Epistemic status: Quick dump of something that might be useful to someone. o3 and Opus 4 independently agree on the numerical calculations for the bolded result below, but I didn’t check the calculations myself in any detail.
Let Y∼Ber(p). With probability r, set Z:=X, and otherwise draw Z∼Ber(p). Let Y∼Ber(1/2). Let A=X⊕Y and B=Y⊕Z. We will investigate latents for (A,B).
Set Λ:=Y, then note that the stochastic error ϵ:=I(A;Y|B)) because Y induces perfect conditional independence and symmetry of A and B. Now compute the deterministic errors of Λ:=Y, Λ:=0, Λ:=A, which are equal to H(Y∣A),I(A;B),H(A|B) respectively.
Then it turns out that with p:=0.9,r:=0.44, all of these latents have error greater than 5ϵ, if you believe this claude opus 4 artifact (full chat here, corroboration by o3 here). Conditional on there not being some other kind of latent that gets better deterministic error, and the calculations being correct, I would expect that a bit more fiddling around could produce much better bounds, say 10ϵ or more, since I think I’ve explored very little of the search space.
e.g. one could create more As and Bs by either adding more Ys, or more Xs and Zs. Or one could pick the probabilities p,r out of some discrete set of possibilities instead of having them be fixed.
I don’t think Y induces perfect conditional independence? Conditional on Y, we have:
(Probability r) A = B, else
(Probability 1 - r) A and B are independent
… which means that learning the value of A tells me something about the value of B, conditional on Y (specifically, B is more likely to have the same value A had).
Am I missing something here?
(Also, for purposes of me tracking how useful LLMs are for research: assuming I’m not missing something and this was a mistake, was the mistake originally made by you or an LLM?)
Yeah, my comment went through a few different versions and that statement doesn’t apply to the final setting. I should’ve checked it better before hitting submit, sorry. I only used LLMs for writing code for numerical calculations, so the error is mine. [1]
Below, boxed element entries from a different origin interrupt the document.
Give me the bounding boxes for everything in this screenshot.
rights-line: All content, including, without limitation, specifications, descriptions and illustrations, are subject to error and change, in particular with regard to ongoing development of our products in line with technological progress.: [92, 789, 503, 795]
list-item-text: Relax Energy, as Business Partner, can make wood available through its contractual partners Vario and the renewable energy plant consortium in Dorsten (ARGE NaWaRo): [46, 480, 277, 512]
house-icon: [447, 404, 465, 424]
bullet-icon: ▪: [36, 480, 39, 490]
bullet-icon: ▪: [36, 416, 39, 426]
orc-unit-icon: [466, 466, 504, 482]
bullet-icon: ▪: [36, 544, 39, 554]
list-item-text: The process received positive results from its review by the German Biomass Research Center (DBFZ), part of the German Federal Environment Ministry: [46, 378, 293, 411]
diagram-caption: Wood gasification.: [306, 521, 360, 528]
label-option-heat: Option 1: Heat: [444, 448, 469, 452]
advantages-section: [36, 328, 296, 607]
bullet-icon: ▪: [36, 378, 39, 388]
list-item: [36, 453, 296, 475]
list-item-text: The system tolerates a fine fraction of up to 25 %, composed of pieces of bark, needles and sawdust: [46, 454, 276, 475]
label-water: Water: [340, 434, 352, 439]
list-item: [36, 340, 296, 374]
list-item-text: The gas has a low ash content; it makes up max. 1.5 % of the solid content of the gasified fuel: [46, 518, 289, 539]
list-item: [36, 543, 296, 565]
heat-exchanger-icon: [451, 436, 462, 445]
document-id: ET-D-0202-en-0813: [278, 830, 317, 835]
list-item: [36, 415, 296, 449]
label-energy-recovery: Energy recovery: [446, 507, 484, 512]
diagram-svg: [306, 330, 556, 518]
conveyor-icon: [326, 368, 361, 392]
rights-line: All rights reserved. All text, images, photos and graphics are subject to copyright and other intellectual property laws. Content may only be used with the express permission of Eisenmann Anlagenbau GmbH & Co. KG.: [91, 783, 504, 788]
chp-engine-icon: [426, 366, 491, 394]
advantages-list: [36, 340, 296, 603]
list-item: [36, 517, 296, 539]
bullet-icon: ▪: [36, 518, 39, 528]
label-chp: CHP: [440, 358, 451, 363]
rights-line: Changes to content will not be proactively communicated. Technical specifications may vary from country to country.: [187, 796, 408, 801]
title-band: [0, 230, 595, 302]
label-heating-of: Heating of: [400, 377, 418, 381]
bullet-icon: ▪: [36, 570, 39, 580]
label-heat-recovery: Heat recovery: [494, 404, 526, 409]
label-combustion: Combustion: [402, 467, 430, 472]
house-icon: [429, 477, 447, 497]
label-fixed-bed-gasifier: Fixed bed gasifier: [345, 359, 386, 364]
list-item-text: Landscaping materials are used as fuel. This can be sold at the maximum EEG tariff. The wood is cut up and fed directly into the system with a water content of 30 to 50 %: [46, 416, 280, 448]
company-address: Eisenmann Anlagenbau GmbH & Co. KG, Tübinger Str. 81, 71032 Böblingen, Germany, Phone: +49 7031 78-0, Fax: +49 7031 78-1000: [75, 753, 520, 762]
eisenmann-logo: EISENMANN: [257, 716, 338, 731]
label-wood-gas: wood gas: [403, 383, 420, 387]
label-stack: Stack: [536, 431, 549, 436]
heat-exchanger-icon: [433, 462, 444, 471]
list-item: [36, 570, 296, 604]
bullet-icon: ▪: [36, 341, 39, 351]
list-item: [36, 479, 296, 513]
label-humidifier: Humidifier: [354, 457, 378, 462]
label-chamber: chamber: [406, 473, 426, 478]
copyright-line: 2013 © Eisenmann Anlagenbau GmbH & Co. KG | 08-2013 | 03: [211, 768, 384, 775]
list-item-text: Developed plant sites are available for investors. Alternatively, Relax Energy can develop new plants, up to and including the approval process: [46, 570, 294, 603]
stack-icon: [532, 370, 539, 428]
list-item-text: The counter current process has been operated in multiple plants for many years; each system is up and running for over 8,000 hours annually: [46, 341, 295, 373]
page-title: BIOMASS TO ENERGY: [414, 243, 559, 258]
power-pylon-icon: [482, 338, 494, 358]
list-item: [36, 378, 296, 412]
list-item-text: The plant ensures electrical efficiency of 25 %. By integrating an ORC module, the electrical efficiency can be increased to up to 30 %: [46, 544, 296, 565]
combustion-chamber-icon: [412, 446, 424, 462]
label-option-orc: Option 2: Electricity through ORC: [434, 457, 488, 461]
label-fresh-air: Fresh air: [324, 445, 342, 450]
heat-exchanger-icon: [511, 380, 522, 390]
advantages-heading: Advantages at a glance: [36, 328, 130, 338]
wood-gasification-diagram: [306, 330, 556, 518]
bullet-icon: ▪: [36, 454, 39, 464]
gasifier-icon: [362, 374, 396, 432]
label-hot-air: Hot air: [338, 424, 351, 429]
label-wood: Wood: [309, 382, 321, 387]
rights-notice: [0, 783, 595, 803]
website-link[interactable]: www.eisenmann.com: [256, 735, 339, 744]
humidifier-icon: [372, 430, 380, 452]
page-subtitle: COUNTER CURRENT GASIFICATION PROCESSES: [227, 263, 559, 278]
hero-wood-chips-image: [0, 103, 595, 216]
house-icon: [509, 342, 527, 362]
I think that I didn’t actually use this claim in the numerical calculations, so I’d hope that the rest of the comment continues to hold. I had hoped to verify that before replying, but given that it’s been two weeks already, I don’t know when I’ll manage to get to it.
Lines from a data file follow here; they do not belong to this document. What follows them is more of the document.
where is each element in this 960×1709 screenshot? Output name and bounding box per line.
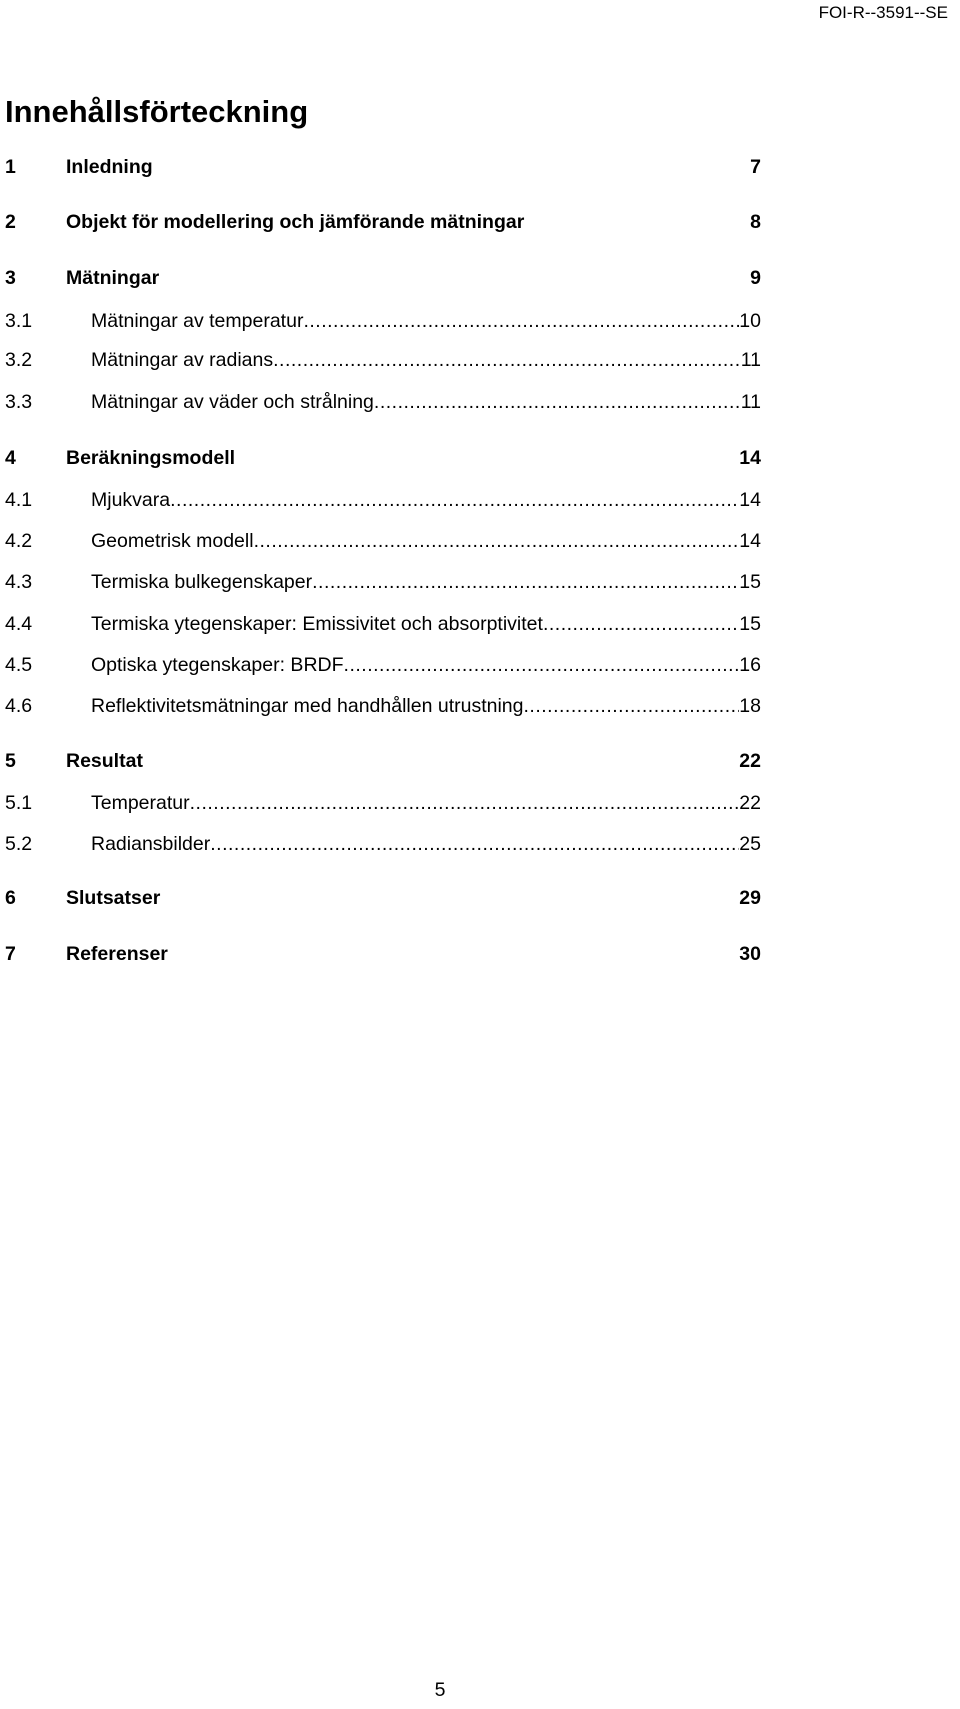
toc-entry-number: 5: [5, 750, 16, 772]
toc-entry-4-5[interactable]: [5, 652, 761, 678]
toc-entry-label: Mätningar av temperatur: [91, 310, 304, 332]
toc-entry-4[interactable]: [5, 445, 761, 471]
toc-entry-5-2[interactable]: [5, 831, 761, 857]
toc-entry-page: 30: [739, 943, 761, 965]
page-number: 5: [434, 1679, 446, 1701]
toc-entry-3[interactable]: [5, 265, 761, 291]
toc-entry-page: 14: [739, 489, 761, 511]
toc-entry-number: 7: [5, 943, 16, 965]
toc-entry-4-6[interactable]: [5, 693, 761, 719]
toc-entry-number: 4.2: [5, 530, 33, 552]
toc-title: Innehållsförteckning: [5, 94, 309, 129]
toc-entry-number: 4.4: [5, 613, 33, 635]
toc-entry-label: Geometrisk modell: [91, 530, 254, 552]
toc-entry-number: 3.1: [5, 310, 33, 332]
toc-entry-page: 11: [740, 349, 761, 371]
toc-entry-label: Temperatur: [91, 792, 190, 814]
toc-entry-page: 18: [739, 695, 761, 717]
toc-entry-4-2[interactable]: [5, 528, 761, 554]
toc-leader: [524, 693, 740, 719]
toc-leader: [312, 569, 739, 595]
toc-entry-number: 3.3: [5, 391, 33, 413]
toc-entry-number: 4.5: [5, 654, 33, 676]
toc-entry-label: Inledning: [66, 156, 153, 178]
toc-entry-label: Beräkningsmodell: [66, 447, 236, 469]
toc-entry-page: 9: [750, 267, 761, 289]
toc-entry-number: 4.3: [5, 571, 33, 593]
toc-entry-label: Slutsatser: [66, 887, 161, 909]
toc-leader: [543, 611, 739, 637]
toc-entry-label: Objekt för modellering och jämförande mätningar: [66, 211, 525, 233]
toc-entry-label: Termiska bulkegenskaper: [91, 571, 313, 593]
toc-leader: [254, 528, 740, 554]
toc-entry-page: 29: [739, 887, 761, 909]
toc-entry-7[interactable]: [5, 941, 761, 967]
toc-entry-number: 6: [5, 887, 16, 909]
toc-entry-page: 15: [739, 613, 761, 635]
toc-leader: [374, 389, 741, 415]
toc-entry-5-1[interactable]: [5, 790, 761, 816]
toc-entry-5[interactable]: [5, 748, 761, 774]
toc-entry-page: 7: [750, 156, 761, 178]
toc-entry-number: 4: [5, 447, 16, 469]
toc-entry-number: 1: [5, 156, 16, 178]
toc-entry-3-2[interactable]: [5, 347, 761, 373]
toc-leader: [303, 308, 739, 334]
toc-entry-6[interactable]: [5, 885, 761, 911]
toc-entry-label: Mjukvara: [91, 489, 171, 511]
toc-entry-number: 2: [5, 211, 16, 233]
toc-entry-page: 11: [740, 391, 761, 413]
toc-entry-3-3[interactable]: [5, 389, 761, 415]
toc-entry-page: 15: [739, 571, 761, 593]
toc-entry-page: 14: [739, 447, 761, 469]
toc-entry-page: 25: [739, 833, 761, 855]
toc-entry-number: 3.2: [5, 349, 33, 371]
toc-entry-4-1[interactable]: [5, 487, 761, 513]
toc-entry-page: 16: [739, 654, 761, 676]
toc-leader: [190, 790, 740, 816]
toc-entry-4-3[interactable]: [5, 569, 761, 595]
toc-entry-label: Resultat: [66, 750, 143, 772]
toc-entry-label: Mätningar av radians: [91, 349, 274, 371]
toc-entry-page: 22: [739, 792, 761, 814]
toc-entry-label: Reflektivitetsmätningar med handhållen utrustning: [91, 695, 524, 717]
toc-entry-number: 3: [5, 267, 16, 289]
toc-entry-number: 4.6: [5, 695, 33, 717]
toc-entry-number: 5.1: [5, 792, 33, 814]
toc-leader: [170, 487, 739, 513]
toc-entry-label: Termiska ytegenskaper: Emissivitet och absorptivitet: [91, 613, 543, 635]
toc-entry-3-1[interactable]: [5, 308, 761, 334]
toc-leader: [210, 831, 739, 857]
toc-entry-label: Radiansbilder: [91, 833, 211, 855]
toc-entry-page: 14: [739, 530, 761, 552]
toc-entry-4-4[interactable]: [5, 611, 761, 637]
toc-entry-page: 10: [739, 310, 761, 332]
toc-entry-page: 22: [739, 750, 761, 772]
toc-entry-label: Mätningar: [66, 267, 160, 289]
toc-entry-1[interactable]: [5, 154, 761, 180]
toc-entry-label: Referenser: [66, 943, 168, 965]
toc-entry-label: Optiska ytegenskaper: BRDF: [91, 654, 344, 676]
toc-entry-page: 8: [750, 211, 761, 233]
toc-entry-number: 4.1: [5, 489, 33, 511]
toc-leader: [273, 347, 741, 373]
toc-entry-number: 5.2: [5, 833, 33, 855]
document-id: FOI-R--3591--SE: [818, 3, 948, 22]
toc-entry-2[interactable]: [5, 209, 761, 235]
toc-leader: [344, 652, 740, 678]
toc-entry-label: Mätningar av väder och strålning: [91, 391, 374, 413]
I did try to see if it could write a message explaining the claim, but didn’t use that
To check my understanding: for random variables A,B, the stochastic error of a latent Λ is the maximum among I(A;B|Λ),I(A;Λ|B),I(B;Λ|A). The deterministic error is the maximum among I(A;B∣Λ),H(Λ|A),H(Λ|B). If so, the claim in my original comment holds—I also wrote code (manually) to verify. Here’s the fixed claim:
Let X∼Ber(p). With probability r, set Z:=X, and otherwise draw Z∼Ber(p). Let Y∼Ber(1/2). Let A=X⊕Y and B=Y⊕Z. We will investigate latents for (A,B). Let ϵ be the stochastic error of latent Λ:=Y. Now compute the deterministic errors of each of the latents X, Y, Z, A, B, A⊕B, X⊕Y⊕Z. Then for p:=0.9,r:=0.44, all of these latents have deterministic error greater than 5ϵ.
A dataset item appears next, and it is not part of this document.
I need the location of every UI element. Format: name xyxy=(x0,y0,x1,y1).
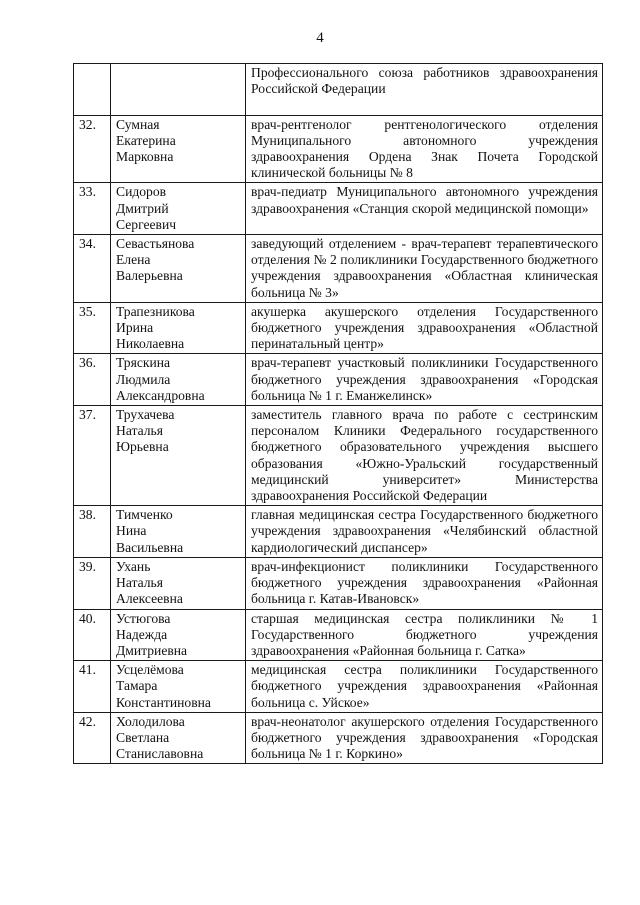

It should be easy to modify the code to consider other latents. I haven’t thought much about proving that there aren’t any other latents better than these, though.
On this particular example you can achieve deterministic error ≈2.5ϵ with latent A∧B, but it seems easy to find other examples with ratio > 5 (including over latents A∧B,A∨B) in the space of distributions over (X,Y,Z) with a random-restart hill-climb. Anyway, my takeaway is that if you think you can derandomize latents in general you should probably try to derandomize the latent Λ:=Y for variables A:=X⊕Y, B:=Z⊕Y for distributions over boolean variables X,Y,Z.
(edited to fix typo in definition of B)
My impression is that prior discussion focused on discretizing Λ. Λ is already boolean here, so if the hypothesis is true then it’s for a different reason.